If we are to treat the concept of myth seriously, we should distinguish among various kinds of myths. There are creation myths that describe, in symbolic, figurative and metaphorical terms, a people’s primal origins. In U.S. history, such myths tend to overemphasize the nation’s religious roots and underplay the economic and geo-strategic motives that drove colonization.
There are also national myths, narratives that give expression to a national self-image and its basic values; etiological myths that explain long-held customs or unsavory realities; historical myths that invest a past event with immense and enduring meaning; and psychological myths that make the present part of an ongoing odyssey or journey, which, in the United States, has historically been the quest to create a more perfect union or advance the cause of freedom, liberty, opportunity and equality.
I understand that at a time when history within the academy is growing ever more marginalized and beleaguered, as the number of majors plummets and department size falls, often dramatically, many historians want to demonstrate history’s relevance and speak out on the issues of the day. I share that desire. My own teaching focuses a lot on U.S. history’s underside, and I have no qualms about questioning patriotic truths.
But I don’t think we should do that at the expense of nuance and complexity.
History has much to contribute to public discourse. But I don’t think we advance our cause by demolishing straw men or offering overly simplistic provocations. Few but the already converted are ever convinced by naysayers, cynics, sourpusses, detractors or wet blankets.
I’m convinced that we do more to advance historical understanding by doing what historians do best: fostering historical perspective, deeply contextualizing events and developments and reminding the public that:
- Each time experts tell you that “this time is different”—that old rules no longer apply and that circumstances today bear no similarity to the past—they are almost always wrong.

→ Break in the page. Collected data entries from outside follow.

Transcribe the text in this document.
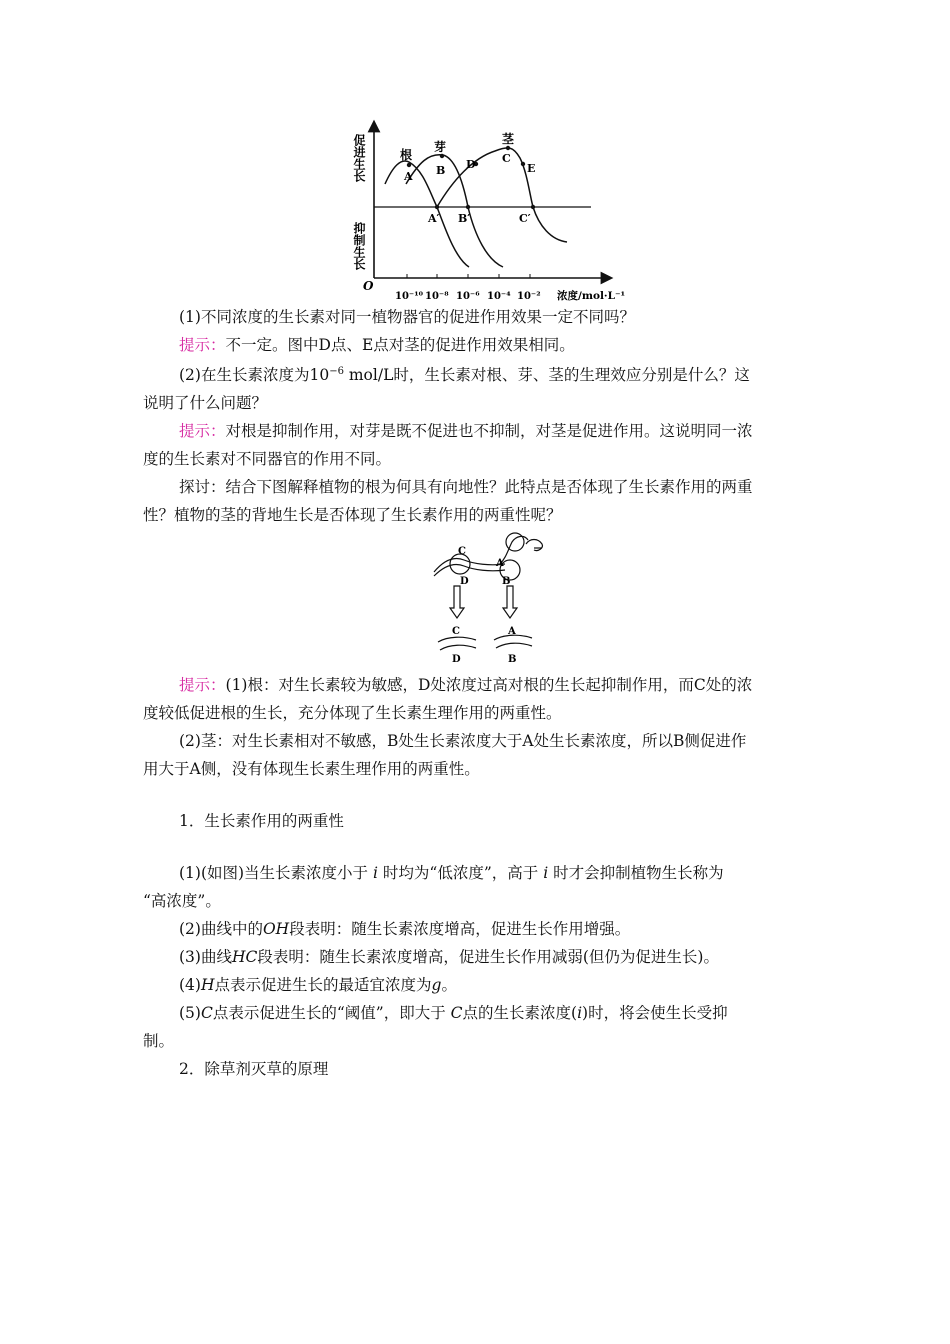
促进生长
抑制生长
O
10⁻¹⁰ 10⁻⁸ 10⁻⁶ 10⁻⁴ 10⁻² 浓度/mol·L⁻¹
根
芽
茎
A B D C
E
A′ B′	C′
(1)不同浓度的生长素对同一植物器官的促进作用效果一定不同吗？
提示：不一定。图中D点、E点对茎的促进作用效果相同。
(2)在生长素浓度为$10^{-6}$ mol/L时，生长素对根、芽、茎的生理效应分别是什么？这
说明了什么问题？
提示：对根是抑制作用，对芽是既不促进也不抑制，对茎是促进作用。这说明同一浓
度的生长素对不同器官的作用不同。
探讨：结合下图解释植物的根为何具有向地性？此特点是否体现了生长素作用的两重
性？植物的茎的背地生长是否体现了生长素作用的两重性呢？
C
D
A
B
C
D
A
B
提示：(1)根：对生长素较为敏感，D处浓度过高对根的生长起抑制作用，而C处的浓
度较低促进根的生长，充分体现了生长素生理作用的两重性。
(2)茎：对生长素相对不敏感，B处生长素浓度大于A处生长素浓度，所以B侧促进作
用大于A侧，没有体现生长素生理作用的两重性。
1．生长素作用的两重性
(1)(如图)当生长素浓度小于 i 时均为“低浓度”，高于 i 时才会抑制植物生长称为
“高浓度”。
(2)曲线中的OH段表明：随生长素浓度增高，促进生长作用增强。
(3)曲线HC段表明：随生长素浓度增高，促进生长作用减弱(但仍为促进生长)。
(4)H点表示促进生长的最适宜浓度为g。
(5)C点表示促进生长的“阈值”，即大于 C点的生长素浓度(i)时，将会使生长受抑
制。
2．除草剂灭草的原理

- It’s almost always a mistake to believe that today’s problems are worse than those in the past or that one aspect of life or another is getting worse and worse.
- Few historical events are inevitable, but are, rather, the product of human choice, action and inaction.
- War has uncontrollable consequences and every policy intervention has unintended results.
- Every event has a backstory, contexts and circumstances that explain why occurrences unfold as they do.
Historians’ credibility ultimately rests on our integrity and trustworthiness. Anything that undermines that authority and public confidence in our objectivity makes it all the easier for our critics to dismiss professional history not just as pedantry and antiquarianism, but as essentially political and agenda-driven.
I fully agree with George Orwell’s words “Who controls the past controls the future.” U.S. historians may not be as influential as Ken Burns, Steven Spielberg or Lin-Manuel Miranda in shaping the public’s understanding of its collective past. Still, we do exert some power, even if its indirect, in instilling a sense of this country’s trajectory, its failings, its foundational ideals and its character. Let’s use that power as wisely and as skillfully as we can.
Steven Mintz is professor of history at the University of Texas at Austin.